My mother didn’t collect things either, and gave away anything she didn’t need and some things we did. To this day I wish she had kept the service for twelve of Eva Zeisel Town and Country dishes, which by now would have been worth a fortune. She also used what she had and was not one to “keep it for good.” She used her Nobility quadruple plate silverware, her china, her Miracle Made cookware, and her best linens. She lit candles and used real napkins on regular days, because she didn’t believe there were any regular days. She didn’t save things, including herself. She often said, “If I’m half-way through, I should be half used up—and if I’m not, what in the world am I saving myself for?”
Maybe from them I inherited the deep belief that “we have this moment—today,” and that God’s will for my life is God’s will for this minute. Mother often told me while I was growing up, “Do what you know to do today and do it with everything you’ve got. That’s God’s will for your life.”
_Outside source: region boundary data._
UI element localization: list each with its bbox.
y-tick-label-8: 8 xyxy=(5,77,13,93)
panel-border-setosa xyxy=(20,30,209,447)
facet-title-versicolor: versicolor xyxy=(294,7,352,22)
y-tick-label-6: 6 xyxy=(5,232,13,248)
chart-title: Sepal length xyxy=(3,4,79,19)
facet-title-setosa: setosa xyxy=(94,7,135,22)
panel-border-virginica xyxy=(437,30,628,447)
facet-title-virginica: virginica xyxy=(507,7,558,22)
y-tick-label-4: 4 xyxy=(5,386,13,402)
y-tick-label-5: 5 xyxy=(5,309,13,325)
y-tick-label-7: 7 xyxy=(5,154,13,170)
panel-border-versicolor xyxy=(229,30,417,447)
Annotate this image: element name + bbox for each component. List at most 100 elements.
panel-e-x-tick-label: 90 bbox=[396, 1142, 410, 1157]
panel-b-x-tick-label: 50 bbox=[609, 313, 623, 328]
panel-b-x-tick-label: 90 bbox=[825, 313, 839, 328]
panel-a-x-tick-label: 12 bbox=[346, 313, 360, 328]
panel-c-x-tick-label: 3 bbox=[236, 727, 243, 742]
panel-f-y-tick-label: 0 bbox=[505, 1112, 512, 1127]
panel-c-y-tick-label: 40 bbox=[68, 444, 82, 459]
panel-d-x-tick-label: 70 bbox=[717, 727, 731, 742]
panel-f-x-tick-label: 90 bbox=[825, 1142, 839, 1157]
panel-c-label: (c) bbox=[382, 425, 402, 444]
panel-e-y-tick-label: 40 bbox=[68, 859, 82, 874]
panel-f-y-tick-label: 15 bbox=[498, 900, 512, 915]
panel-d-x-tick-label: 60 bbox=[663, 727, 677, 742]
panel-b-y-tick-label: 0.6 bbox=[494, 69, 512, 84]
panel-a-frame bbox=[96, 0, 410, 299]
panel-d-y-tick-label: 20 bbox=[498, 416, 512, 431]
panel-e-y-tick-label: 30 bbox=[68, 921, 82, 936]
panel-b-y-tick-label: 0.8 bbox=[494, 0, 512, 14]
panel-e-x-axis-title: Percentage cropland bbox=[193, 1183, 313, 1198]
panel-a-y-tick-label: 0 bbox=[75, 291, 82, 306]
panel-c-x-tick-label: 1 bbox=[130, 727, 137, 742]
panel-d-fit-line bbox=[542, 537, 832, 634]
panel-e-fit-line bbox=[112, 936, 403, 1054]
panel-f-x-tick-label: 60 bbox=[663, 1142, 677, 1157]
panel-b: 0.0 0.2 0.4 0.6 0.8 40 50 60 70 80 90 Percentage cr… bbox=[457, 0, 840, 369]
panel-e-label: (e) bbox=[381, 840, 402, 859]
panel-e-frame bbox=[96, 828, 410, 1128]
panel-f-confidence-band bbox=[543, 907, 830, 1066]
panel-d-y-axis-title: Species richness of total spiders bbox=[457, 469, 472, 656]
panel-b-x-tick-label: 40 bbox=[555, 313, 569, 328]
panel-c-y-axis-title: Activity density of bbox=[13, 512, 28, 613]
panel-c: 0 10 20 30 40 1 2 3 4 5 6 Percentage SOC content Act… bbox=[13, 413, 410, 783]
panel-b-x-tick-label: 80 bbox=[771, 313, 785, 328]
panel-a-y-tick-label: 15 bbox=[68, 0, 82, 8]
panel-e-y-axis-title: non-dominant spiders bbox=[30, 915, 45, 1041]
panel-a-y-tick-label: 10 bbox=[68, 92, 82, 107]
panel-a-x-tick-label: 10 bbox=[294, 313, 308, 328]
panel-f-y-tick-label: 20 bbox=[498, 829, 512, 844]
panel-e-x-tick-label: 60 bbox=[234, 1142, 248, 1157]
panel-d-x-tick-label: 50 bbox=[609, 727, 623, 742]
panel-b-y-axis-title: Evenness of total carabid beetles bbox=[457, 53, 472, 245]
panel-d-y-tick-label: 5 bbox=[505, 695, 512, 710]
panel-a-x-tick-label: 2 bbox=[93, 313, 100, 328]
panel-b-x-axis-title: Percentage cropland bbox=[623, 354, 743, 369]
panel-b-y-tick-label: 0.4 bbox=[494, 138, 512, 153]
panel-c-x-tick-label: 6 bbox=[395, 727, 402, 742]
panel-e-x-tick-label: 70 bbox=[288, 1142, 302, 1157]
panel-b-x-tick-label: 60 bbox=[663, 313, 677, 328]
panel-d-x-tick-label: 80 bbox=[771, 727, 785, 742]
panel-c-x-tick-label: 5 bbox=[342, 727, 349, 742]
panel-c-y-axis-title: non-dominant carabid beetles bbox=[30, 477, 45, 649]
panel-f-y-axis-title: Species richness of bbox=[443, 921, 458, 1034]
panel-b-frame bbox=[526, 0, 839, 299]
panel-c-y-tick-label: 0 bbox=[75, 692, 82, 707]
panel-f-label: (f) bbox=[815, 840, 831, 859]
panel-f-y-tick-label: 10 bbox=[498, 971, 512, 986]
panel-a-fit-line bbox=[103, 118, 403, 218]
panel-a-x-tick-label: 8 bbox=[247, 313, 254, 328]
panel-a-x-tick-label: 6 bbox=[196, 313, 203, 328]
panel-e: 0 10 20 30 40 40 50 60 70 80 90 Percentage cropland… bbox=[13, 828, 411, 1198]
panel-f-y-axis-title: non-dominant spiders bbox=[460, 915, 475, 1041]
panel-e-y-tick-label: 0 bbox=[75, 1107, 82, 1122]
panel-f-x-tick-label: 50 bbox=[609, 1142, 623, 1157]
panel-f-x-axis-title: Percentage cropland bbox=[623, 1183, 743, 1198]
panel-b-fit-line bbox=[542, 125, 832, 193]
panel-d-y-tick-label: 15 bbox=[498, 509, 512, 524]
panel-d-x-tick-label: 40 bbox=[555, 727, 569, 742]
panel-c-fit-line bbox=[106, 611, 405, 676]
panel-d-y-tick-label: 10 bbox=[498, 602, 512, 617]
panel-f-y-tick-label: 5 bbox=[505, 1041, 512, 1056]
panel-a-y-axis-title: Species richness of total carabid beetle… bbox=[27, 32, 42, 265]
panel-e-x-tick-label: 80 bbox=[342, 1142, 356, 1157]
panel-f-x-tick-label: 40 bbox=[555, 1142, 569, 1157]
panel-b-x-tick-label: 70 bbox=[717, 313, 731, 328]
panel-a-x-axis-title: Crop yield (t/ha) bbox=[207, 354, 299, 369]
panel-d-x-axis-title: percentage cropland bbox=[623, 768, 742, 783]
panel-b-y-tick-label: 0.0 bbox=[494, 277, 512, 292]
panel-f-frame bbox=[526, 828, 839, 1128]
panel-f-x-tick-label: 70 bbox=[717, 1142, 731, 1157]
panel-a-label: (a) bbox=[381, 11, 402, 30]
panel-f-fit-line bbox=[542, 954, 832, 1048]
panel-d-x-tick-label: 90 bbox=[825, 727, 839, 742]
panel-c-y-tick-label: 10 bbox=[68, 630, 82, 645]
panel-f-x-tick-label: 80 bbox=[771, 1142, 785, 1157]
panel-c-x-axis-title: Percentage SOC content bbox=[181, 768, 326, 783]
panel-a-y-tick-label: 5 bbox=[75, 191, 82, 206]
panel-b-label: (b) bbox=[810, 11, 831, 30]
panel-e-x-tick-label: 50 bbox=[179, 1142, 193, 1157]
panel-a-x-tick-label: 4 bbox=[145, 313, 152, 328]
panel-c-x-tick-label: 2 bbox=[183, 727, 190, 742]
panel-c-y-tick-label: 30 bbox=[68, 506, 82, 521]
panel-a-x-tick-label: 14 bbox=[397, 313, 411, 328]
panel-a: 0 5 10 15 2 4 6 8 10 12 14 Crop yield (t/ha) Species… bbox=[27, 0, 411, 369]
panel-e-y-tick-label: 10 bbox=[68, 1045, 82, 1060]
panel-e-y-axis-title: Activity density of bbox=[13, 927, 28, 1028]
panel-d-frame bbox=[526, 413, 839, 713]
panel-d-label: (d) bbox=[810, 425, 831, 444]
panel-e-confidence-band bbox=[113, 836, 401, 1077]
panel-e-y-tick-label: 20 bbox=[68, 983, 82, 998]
If I have collected anything, it is art glass. This may have started when I was in grade school and my Grandmother Sickal, my father’s Irish mother, gave me a set of very thin and delicate lime green sherbet glasses. Since then I have collected some beautiful pieces of art glass, including a piece in sea colors Bill got when we visited the island of Murano in Venice, and two matching pieces (a heavy vase and huge platter) in all my favorite shades of yellow and gold that the gals in our Monday night Bible Study got me for Christmas one year.
But really, what Bill and I have collected together over the years has been people: funny quirky people, faithful friends, broken hearts, innocent children, the seasoned and wise, hopeful college kids, old farmers, dear widows who have survived enough pain to bend a weaker soul to the ground. Our lives have been so enriched by the folks who have crossed our path, sat at our table, ridden on our bus, been in our classes when we taught high school and college, and worked with us over the years. This collection is eternal, for only relationships will survive this life and open like a blossom into the next.